The top economic planning body in China is determined to reform its oil pricing system to make it more flexible and acceptable to both consumers and refineries, according to media reports.
The Oriental Morning Post quoted an industry insider as saying that the National Development and Reform Commission (NDRC) was to unlink the price peg between locally processed oil products and the oil products in the three major markets of Singapore, Rotterdam and New York.
Instead they're planning to link local processed oil products to Brent, Dubai and Minas crude. Eventually domestic oil product prices would be based on the average cost of international crude plus cost and adequate profit following refining, tariffs and logistics.
China has set the price of processed oil products in line with the average in Singapore, Rotterdam and New York markets for five years. As the government only adjusts the oil price when the international price changes substantially (beyond 8 percent) consumers often find the final cost sluggish and easy to speculate.
"The peg switch from oil products to crude oil is really a breakthrough in the local oil pricing mechanism. The new pricing mechanism will be available for public review before December 11," an anonymous insider revealed to Oriental Morning Post.
A senior analyst with China National Petroleum Corp (CNPC) told China Daily that if the reported switch was true it could turn out to be a more scientific pricing mechanism than at present.
"A mechanism based on international crude oil price, instead of oil product price, will more accurately reflect supply and demand and will prove to be subject to less vicious market speculation," he observed.

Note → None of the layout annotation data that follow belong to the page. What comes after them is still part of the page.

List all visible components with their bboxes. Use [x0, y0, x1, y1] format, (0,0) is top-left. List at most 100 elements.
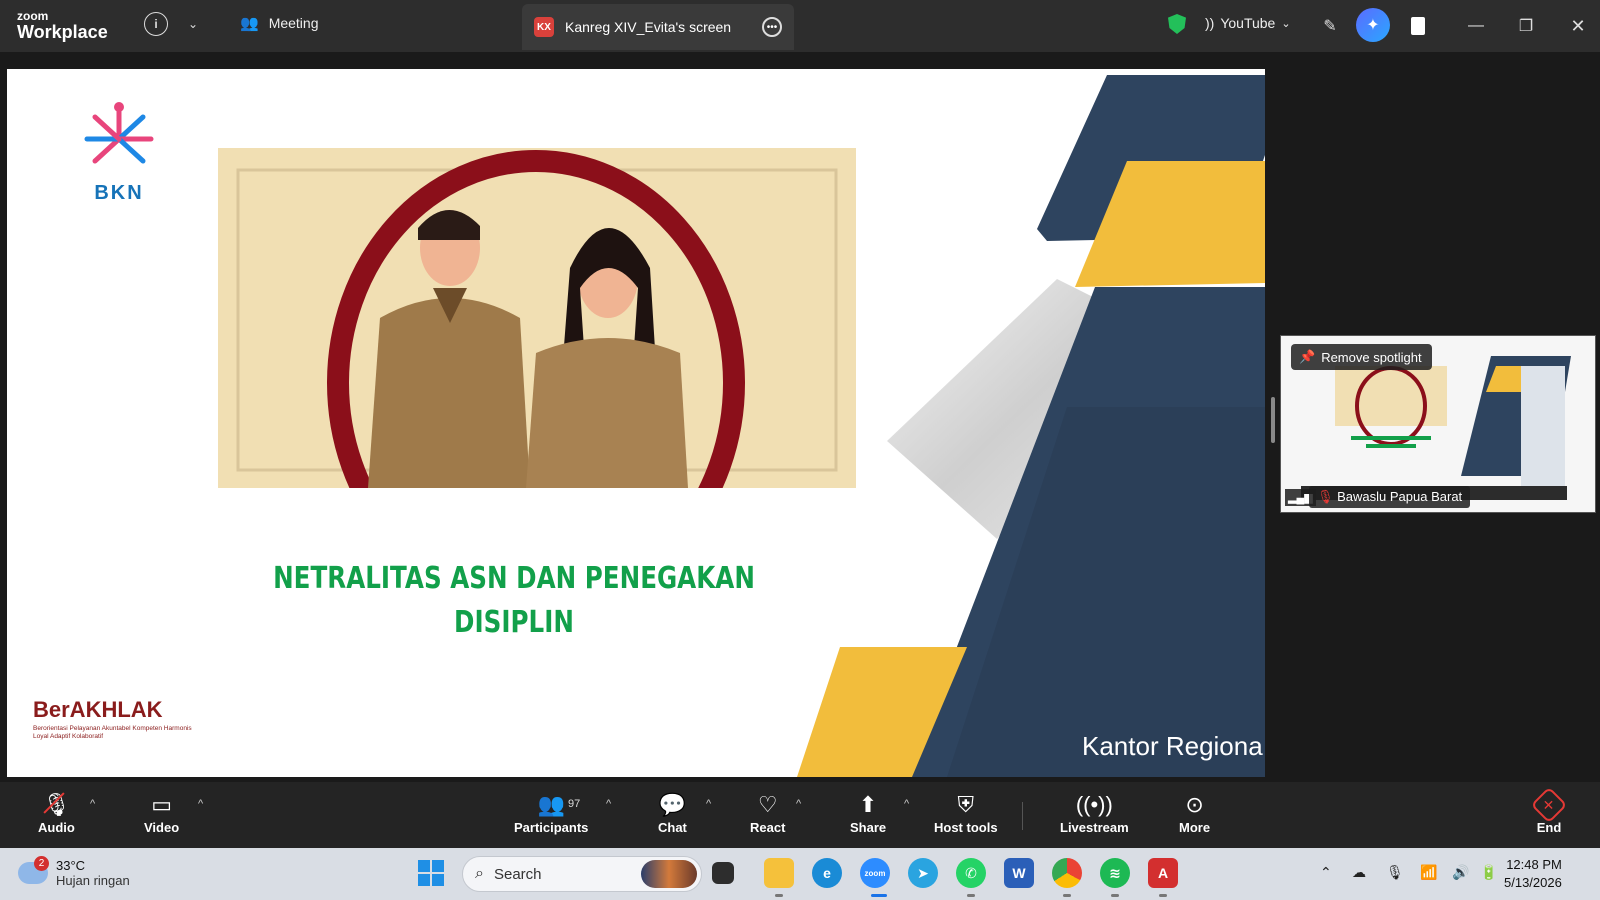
- minimize-icon[interactable]: —: [1462, 12, 1490, 40]
- audio-button[interactable]: 🎙 Audio: [38, 790, 75, 835]
- broadcast-icon: ((•)): [1075, 792, 1113, 817]
- chevron-down-icon[interactable]: ⌄: [183, 14, 203, 34]
- ai-companion-icon[interactable]: ✦: [1356, 8, 1390, 42]
- slide-title-line-2: DISIPLIN: [454, 605, 574, 640]
- chat-bubble-icon: 💬: [658, 792, 687, 817]
- bkn-logo-text: BKN: [94, 182, 144, 204]
- whatsapp-icon[interactable]: ✆: [956, 858, 986, 888]
- battery-icon[interactable]: 🔋: [1480, 864, 1497, 881]
- video-options-caret[interactable]: ^: [198, 798, 203, 810]
- participant-name-tag: 🎙 Bawaslu Papua Barat: [1309, 486, 1471, 508]
- end-label: End: [1536, 820, 1562, 835]
- chrome-icon[interactable]: [1052, 858, 1082, 888]
- host-tools-label: Host tools: [934, 820, 998, 835]
- security-shield-icon[interactable]: [1168, 14, 1186, 34]
- taskbar-clock[interactable]: 12:48 PM 5/13/2026: [1504, 856, 1562, 892]
- info-icon[interactable]: i: [144, 12, 168, 36]
- more-options-icon[interactable]: •••: [762, 17, 782, 37]
- volume-icon[interactable]: 🔊: [1452, 864, 1469, 881]
- running-indicator: [1111, 894, 1119, 897]
- share-label: Share: [850, 820, 887, 835]
- video-camera-icon: ▭: [151, 792, 172, 817]
- restore-icon[interactable]: ❐: [1512, 12, 1540, 40]
- windows-logo-icon: [418, 860, 444, 886]
- react-button[interactable]: ♡ React: [750, 790, 785, 835]
- share-options-caret[interactable]: ^: [904, 798, 909, 810]
- windows-taskbar: 2 33°C Hujan ringan ⌕ Search e zoom ➤ ✆ …: [0, 848, 1600, 900]
- participants-icon: 👥: [537, 792, 565, 817]
- meeting-stage: BKN NETRALITAS ASN DAN PENEGAKAN DISIPLI…: [0, 52, 1600, 782]
- taskbar-search-box[interactable]: ⌕ Search: [462, 856, 702, 892]
- remove-spotlight-button[interactable]: 📌 Remove spotlight: [1291, 344, 1432, 370]
- microphone-icon[interactable]: 🎙: [1386, 864, 1404, 881]
- meeting-tab[interactable]: 👥 Meeting: [240, 14, 319, 32]
- weather-widget[interactable]: 2 33°C Hujan ringan: [18, 856, 130, 888]
- berakhlak-logo: BerAKHLAK Berorientasi Pelayanan Akuntab…: [33, 697, 193, 741]
- zoom-app-icon[interactable]: zoom: [860, 858, 890, 888]
- more-button[interactable]: ⊙ More: [1179, 790, 1210, 835]
- word-icon[interactable]: W: [1004, 858, 1034, 888]
- more-dots-icon: ⊙: [1185, 792, 1204, 817]
- host-tools-button[interactable]: ⛨ Host tools: [934, 790, 998, 835]
- chat-button[interactable]: 💬 Chat: [658, 790, 687, 835]
- task-view-icon[interactable]: [712, 862, 734, 884]
- chat-options-caret[interactable]: ^: [706, 798, 711, 810]
- panel-resize-handle[interactable]: [1271, 397, 1275, 443]
- running-indicator: [775, 894, 783, 897]
- close-icon[interactable]: ✕: [1564, 12, 1592, 40]
- participants-options-caret[interactable]: ^: [606, 798, 611, 810]
- mic-muted-icon: 🎙: [42, 792, 71, 817]
- heart-icon: ♡: [757, 792, 778, 817]
- react-options-caret[interactable]: ^: [796, 798, 801, 810]
- spotlight-video-tile[interactable]: 📌 Remove spotlight ▂▄▆ 🎙 Bawaslu Papua B…: [1280, 335, 1596, 513]
- telegram-icon[interactable]: ➤: [908, 858, 938, 888]
- share-tab-avatar: KX: [534, 17, 554, 37]
- show-hidden-icons-chevron[interactable]: ⌃: [1320, 864, 1332, 881]
- shield-icon: ⛨: [957, 792, 975, 817]
- weather-notification-badge: 2: [34, 856, 49, 871]
- pdf-reader-icon[interactable]: A: [1148, 858, 1178, 888]
- clock-time: 12:48 PM: [1506, 857, 1562, 872]
- people-icon: 👥: [240, 15, 259, 32]
- weather-description: Hujan ringan: [56, 873, 130, 888]
- end-meeting-button[interactable]: ✕ End: [1530, 786, 1568, 835]
- wifi-icon[interactable]: 📶: [1420, 864, 1437, 881]
- remove-spotlight-label: Remove spotlight: [1321, 349, 1422, 365]
- toolbar-separator: [1022, 802, 1023, 830]
- edge-browser-icon[interactable]: e: [812, 858, 842, 888]
- end-icon: ✕: [1530, 786, 1568, 824]
- clock-date: 5/13/2026: [1504, 875, 1562, 890]
- bkn-emblem-icon: [84, 102, 154, 164]
- meeting-controls-toolbar: 🎙 Audio ^ ▭ Video ^ 👥 Participants 97 ^ …: [0, 782, 1600, 848]
- share-button[interactable]: ⬆ Share: [850, 790, 886, 835]
- end-icon-wrap: ✕: [1530, 786, 1568, 824]
- berakhlak-logo-text: BerAKHLAK: [33, 697, 163, 722]
- search-highlight-art: [641, 860, 697, 888]
- spotify-icon[interactable]: ≋: [1100, 858, 1130, 888]
- livestream-button[interactable]: ((•)) Livestream: [1060, 790, 1129, 835]
- screen-share-tab[interactable]: KX Kanreg XIV_Evita's screen •••: [522, 4, 794, 50]
- muted-mic-icon: 🎙: [1317, 489, 1334, 504]
- livestream-youtube-dropdown[interactable]: )) YouTube ⌄: [1205, 15, 1291, 31]
- windows-start-icon[interactable]: [416, 858, 446, 888]
- shared-slide: BKN NETRALITAS ASN DAN PENEGAKAN DISIPLI…: [7, 69, 1265, 777]
- title-bar: zoom Workplace i ⌄ 👥 Meeting KX Kanreg X…: [0, 0, 1600, 52]
- edit-pen-icon[interactable]: ✎: [1316, 12, 1344, 40]
- video-button[interactable]: ▭ Video: [144, 790, 179, 835]
- logo-top: zoom: [17, 9, 49, 23]
- weather-temperature: 33°C: [56, 858, 86, 873]
- apps-icon[interactable]: [1404, 12, 1432, 40]
- chat-label: Chat: [658, 820, 687, 835]
- participants-button[interactable]: 👥 Participants: [514, 790, 588, 835]
- running-indicator: [1063, 894, 1071, 897]
- onedrive-icon[interactable]: ☁: [1352, 864, 1366, 881]
- search-placeholder: Search: [493, 865, 542, 883]
- zoom-logo: zoom Workplace: [17, 10, 108, 41]
- active-app-indicator: [871, 894, 887, 897]
- audio-options-caret[interactable]: ^: [90, 798, 95, 810]
- file-explorer-icon[interactable]: [764, 858, 794, 888]
- participant-name: Bawaslu Papua Barat: [1337, 489, 1463, 504]
- participants-count: 97: [568, 798, 581, 810]
- video-label: Video: [144, 820, 180, 835]
- chevron-down-icon: ⌄: [1281, 17, 1291, 30]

The CNPC analyst, who asked not to be named, said the time was right for the Chinese Government to further reform its oil pricing mechanism to better reflect global oil supply and demand.
The analyst said that was because when the price gap between global and domestic crude oil wasn't too big local consumers would find a mechanism backed by international prices more acceptable.
More importantly the new pricing mechanism would potentially relieve pressure on loss-making local refineries, according to Cao Xiaoxi, chief engineer of Sinopec Economic and Development Research Institute. "For major local refineries, such as Sinopec, a more agile pricing mechanism will help them reduce losses and eventually make them profitable," Cao said.
Due to soaring international oil prices China's oil exploration and production business is hugely profitable. But the refining sector is suffering significant losses as the existing pricing mechanism is rigid in terms of adjusting the local oil price.
Although the NDRC has raised the price for processed oil products nine times since July 2003 it's still lower than the international level.
To fend off supply fluctuations and inflation the government retains a tight grip on the price of major oil products and keeps it below the global level. The NDRC raised the domestic oil price twice in March and May in response to the soaring global price.